Present this conversational thread and watch your audience become
engulfed in it.  They'll love it.  So what else revolves around 
the unknown and mysterious?  It's not just ghost and goblins 
that are mysterious.  The unknown can include, horoscopes,
psychics, palm-reading and the like.  

What is the underlying commonality of these topics? 
They engage the emotional mind!
They present us with feelings of fascination, 
fear, hope, excitement, love, and curiosity.
They capture our imagination. 

What if you don't like discussing any of the above?  Certainly, there
are many men who are successful with women who don't spend time 
talking about ghouls, gargoyles, and goblins.  This is true. 
What these men do is find a way to tap into her emotional mind, 
and different guys have different styles.  Some talk about the future,
some talk about romance, some talk about adventure.  

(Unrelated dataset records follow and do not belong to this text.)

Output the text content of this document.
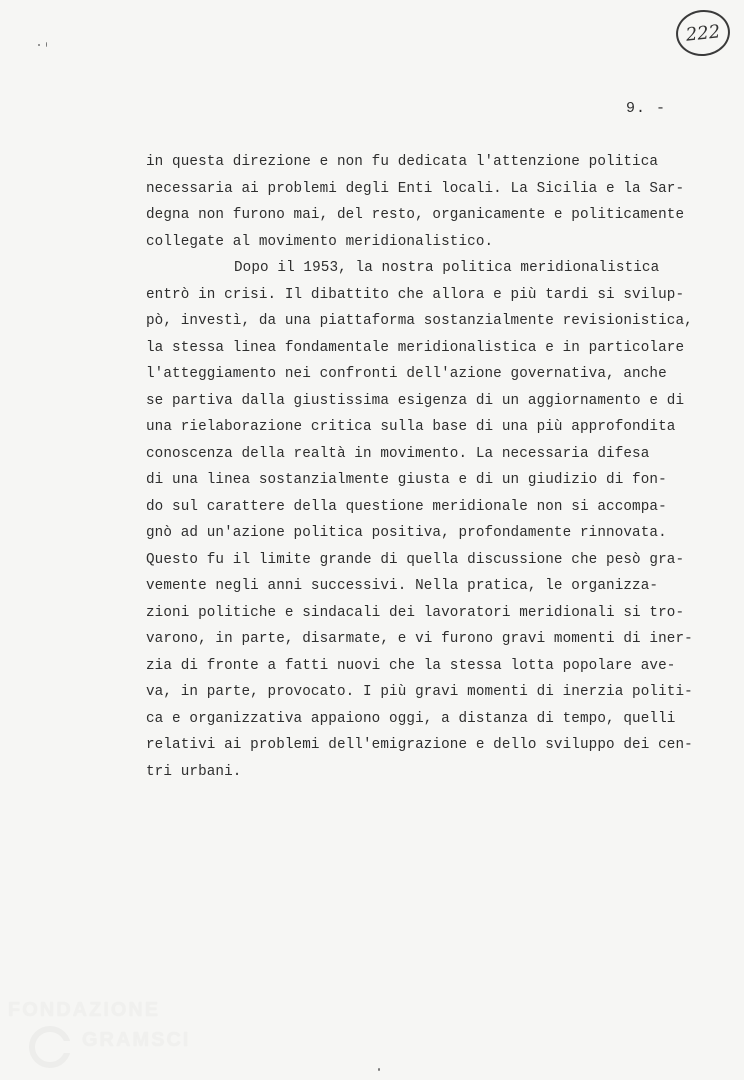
222
9. -
in questa direzione e non fu dedicata l'attenzione politica
necessaria ai problemi degli Enti locali. La Sicilia e la Sar-
degna non furono mai, del resto, organicamente e politicamente
collegate al movimento meridionalistico.
Dopo il 1953, la nostra politica meridionalistica
entrò in crisi. Il dibattito che allora e più tardi si svilup-
pò, investì, da una piattaforma sostanzialmente revisionistica,
la stessa linea fondamentale meridionalistica e in particolare
l'atteggiamento nei confronti dell'azione governativa, anche
se partiva dalla giustissima esigenza di un aggiornamento e di
una rielaborazione critica sulla base di una più approfondita
conoscenza della realtà in movimento. La necessaria difesa
di una linea sostanzialmente giusta e di un giudizio di fon-
do sul carattere della questione meridionale non si accompa-
gnò ad un'azione politica positiva, profondamente rinnovata.
Questo fu il limite grande di quella discussione che pesò gra-
vemente negli anni successivi. Nella pratica, le organizza-
zioni politiche e sindacali dei lavoratori meridionali si tro-
varono, in parte, disarmate, e vi furono gravi momenti di iner-
zia di fronte a fatti nuovi che la stessa lotta popolare ave-
va, in parte, provocato. I più gravi momenti di inerzia politi-
ca e organizzativa appaiono oggi, a distanza di tempo, quelli
relativi ai problemi dell'emigrazione e dello sviluppo dei cen-
tri urbani.
FONDAZIONE
GRAMSCI
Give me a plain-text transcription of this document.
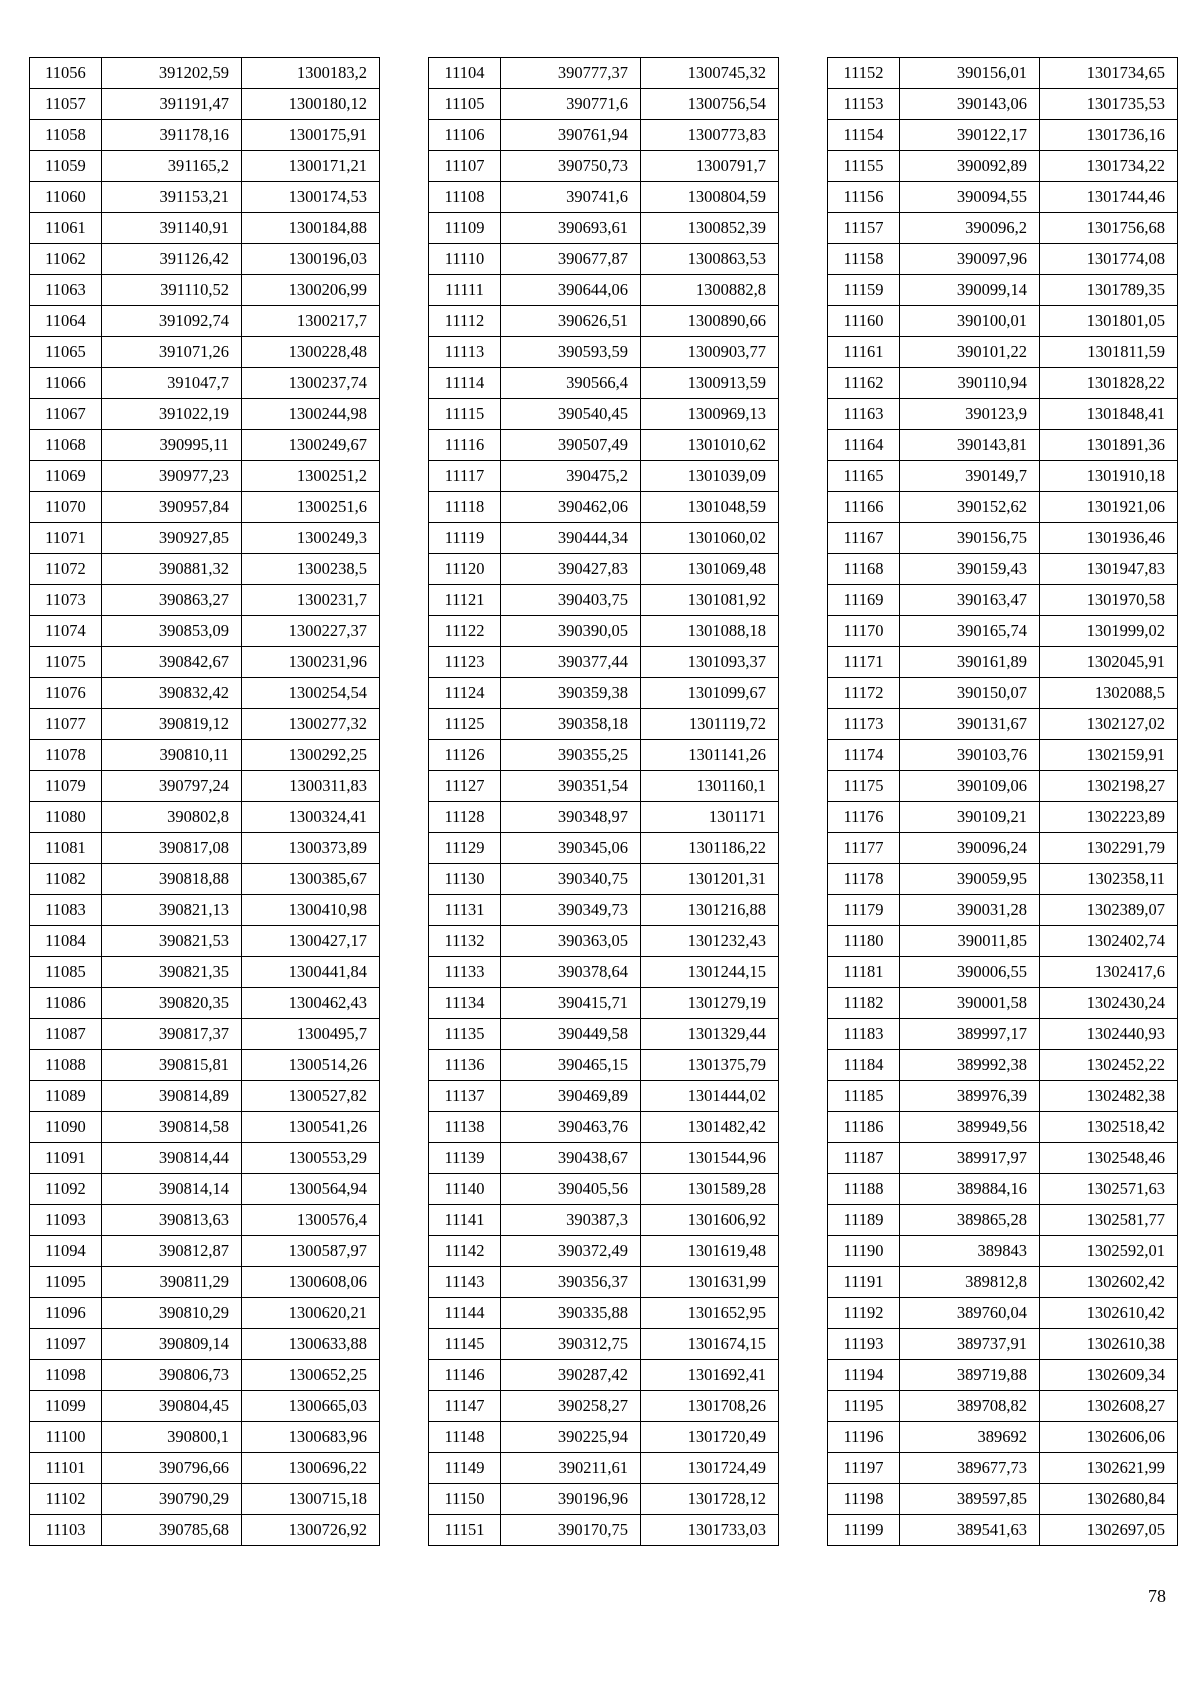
11056	391202,59	1300183,2
11057	391191,47	1300180,12
11058	391178,16	1300175,91
11059	391165,2	1300171,21
11060	391153,21	1300174,53
11061	391140,91	1300184,88
11062	391126,42	1300196,03
11063	391110,52	1300206,99
11064	391092,74	1300217,7
11065	391071,26	1300228,48
11066	391047,7	1300237,74
11067	391022,19	1300244,98
11068	390995,11	1300249,67
11069	390977,23	1300251,2
11070	390957,84	1300251,6
11071	390927,85	1300249,3
11072	390881,32	1300238,5
11073	390863,27	1300231,7
11074	390853,09	1300227,37
11075	390842,67	1300231,96
11076	390832,42	1300254,54
11077	390819,12	1300277,32
11078	390810,11	1300292,25
11079	390797,24	1300311,83
11080	390802,8	1300324,41
11081	390817,08	1300373,89
11082	390818,88	1300385,67
11083	390821,13	1300410,98
11084	390821,53	1300427,17
11085	390821,35	1300441,84
11086	390820,35	1300462,43
11087	390817,37	1300495,7
11088	390815,81	1300514,26
11089	390814,89	1300527,82
11090	390814,58	1300541,26
11091	390814,44	1300553,29
11092	390814,14	1300564,94
11093	390813,63	1300576,4
11094	390812,87	1300587,97
11095	390811,29	1300608,06
11096	390810,29	1300620,21
11097	390809,14	1300633,88
11098	390806,73	1300652,25
11099	390804,45	1300665,03
11100	390800,1	1300683,96
11101	390796,66	1300696,22
11102	390790,29	1300715,18
11103	390785,68	1300726,92
11104	390777,37	1300745,32
11105	390771,6	1300756,54
11106	390761,94	1300773,83
11107	390750,73	1300791,7
11108	390741,6	1300804,59
11109	390693,61	1300852,39
11110	390677,87	1300863,53
11111	390644,06	1300882,8
11112	390626,51	1300890,66
11113	390593,59	1300903,77
11114	390566,4	1300913,59
11115	390540,45	1300969,13
11116	390507,49	1301010,62
11117	390475,2	1301039,09
11118	390462,06	1301048,59
11119	390444,34	1301060,02
11120	390427,83	1301069,48
11121	390403,75	1301081,92
11122	390390,05	1301088,18
11123	390377,44	1301093,37
11124	390359,38	1301099,67
11125	390358,18	1301119,72
11126	390355,25	1301141,26
11127	390351,54	1301160,1
11128	390348,97	1301171
11129	390345,06	1301186,22
11130	390340,75	1301201,31
11131	390349,73	1301216,88
11132	390363,05	1301232,43
11133	390378,64	1301244,15
11134	390415,71	1301279,19
11135	390449,58	1301329,44
11136	390465,15	1301375,79
11137	390469,89	1301444,02
11138	390463,76	1301482,42
11139	390438,67	1301544,96
11140	390405,56	1301589,28
11141	390387,3	1301606,92
11142	390372,49	1301619,48
11143	390356,37	1301631,99
11144	390335,88	1301652,95
11145	390312,75	1301674,15
11146	390287,42	1301692,41
11147	390258,27	1301708,26
11148	390225,94	1301720,49
11149	390211,61	1301724,49
11150	390196,96	1301728,12
11151	390170,75	1301733,03
11152	390156,01	1301734,65
11153	390143,06	1301735,53
11154	390122,17	1301736,16
11155	390092,89	1301734,22
11156	390094,55	1301744,46
11157	390096,2	1301756,68
11158	390097,96	1301774,08
11159	390099,14	1301789,35
11160	390100,01	1301801,05
11161	390101,22	1301811,59
11162	390110,94	1301828,22
11163	390123,9	1301848,41
11164	390143,81	1301891,36
11165	390149,7	1301910,18
11166	390152,62	1301921,06
11167	390156,75	1301936,46
11168	390159,43	1301947,83
11169	390163,47	1301970,58
11170	390165,74	1301999,02
11171	390161,89	1302045,91
11172	390150,07	1302088,5
11173	390131,67	1302127,02
11174	390103,76	1302159,91
11175	390109,06	1302198,27
11176	390109,21	1302223,89
11177	390096,24	1302291,79
11178	390059,95	1302358,11
11179	390031,28	1302389,07
11180	390011,85	1302402,74
11181	390006,55	1302417,6
11182	390001,58	1302430,24
11183	389997,17	1302440,93
11184	389992,38	1302452,22
11185	389976,39	1302482,38
11186	389949,56	1302518,42
11187	389917,97	1302548,46
11188	389884,16	1302571,63
11189	389865,28	1302581,77
11190	389843	1302592,01
11191	389812,8	1302602,42
11192	389760,04	1302610,42
11193	389737,91	1302610,38
11194	389719,88	1302609,34
11195	389708,82	1302608,27
11196	389692	1302606,06
11197	389677,73	1302621,99
11198	389597,85	1302680,84
11199	389541,63	1302697,05
78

Anything that captures our imagination fascinates us.  Stories of 
adventure do the same.  As a guy, you don't watch Indian Jones for
Harrison Ford's charismatic personality.  You watch it because it
takes you on an adventure.  You should make it a point to talk about
the adventurous things you have done in your life.  

Again, don't misconstrue what I am saying.  I am not saying you ought 
to brag but rather, you should be able to tell stories about 
interesting things you've done.  (If you've been to jail a bunch 
of times, you may want to hold off telling that one right off the bat,
though I am sure it probably has been adventurous.)


Your conversation and stories have to convey something.  One of
my friends is a Harley Davidson afficinado. He enjoys throwing 
girls on the back of his motorcycle and going for scenic rides. 
He conveys adventure, freedom, and an alternative to the 
mundane everyday city life.  

You can learn to convey concepts such as adventure, spontaneity, 
romance, spirituality, in your conversations and stories. 
Please note, not every single conversation needs to have such
lofty elements.  All you need are a few here and there, enough
to convey some of your personality.  Everyone has some of these
traits in him.  The key now is for you to learn to convey 
these characteristics. 

It does not matter if you live in a small city or work in 
an office building.   You can convey what you're really about,
but you must first tap into your own self and discover 
what it is that you enjoy.


*Are you the type who enjoys adventure, traveling?

*Are you the fun, social-butterfly type?

*Do you enjoy doing spontaneous spur-of-the moment activites?

*Are you interested in philosophy and spirituality?

*Are you interested in expanding, learning new and different things,
whether it's new foods, restaurants, activities?

Discover what it is that you want and then decide how you
want to present that.  This will give you an alternative to discussing
the weather, traffic, or bridge building.
Again, avoid discussing religion, politics, 
your ex-girlfriend/wife, and the mundane. 


Make it a point to talk about a recent adventure, pop culture references,
relationships, the unknown, something interesting you learned 
recently, traveling stories, and the like.  Mix these conversational topics
with some teasing that I taught you in the 3rd newsletters and you will see
a huge difference in your interactions with women.

The quality of your interactions with skyrocket.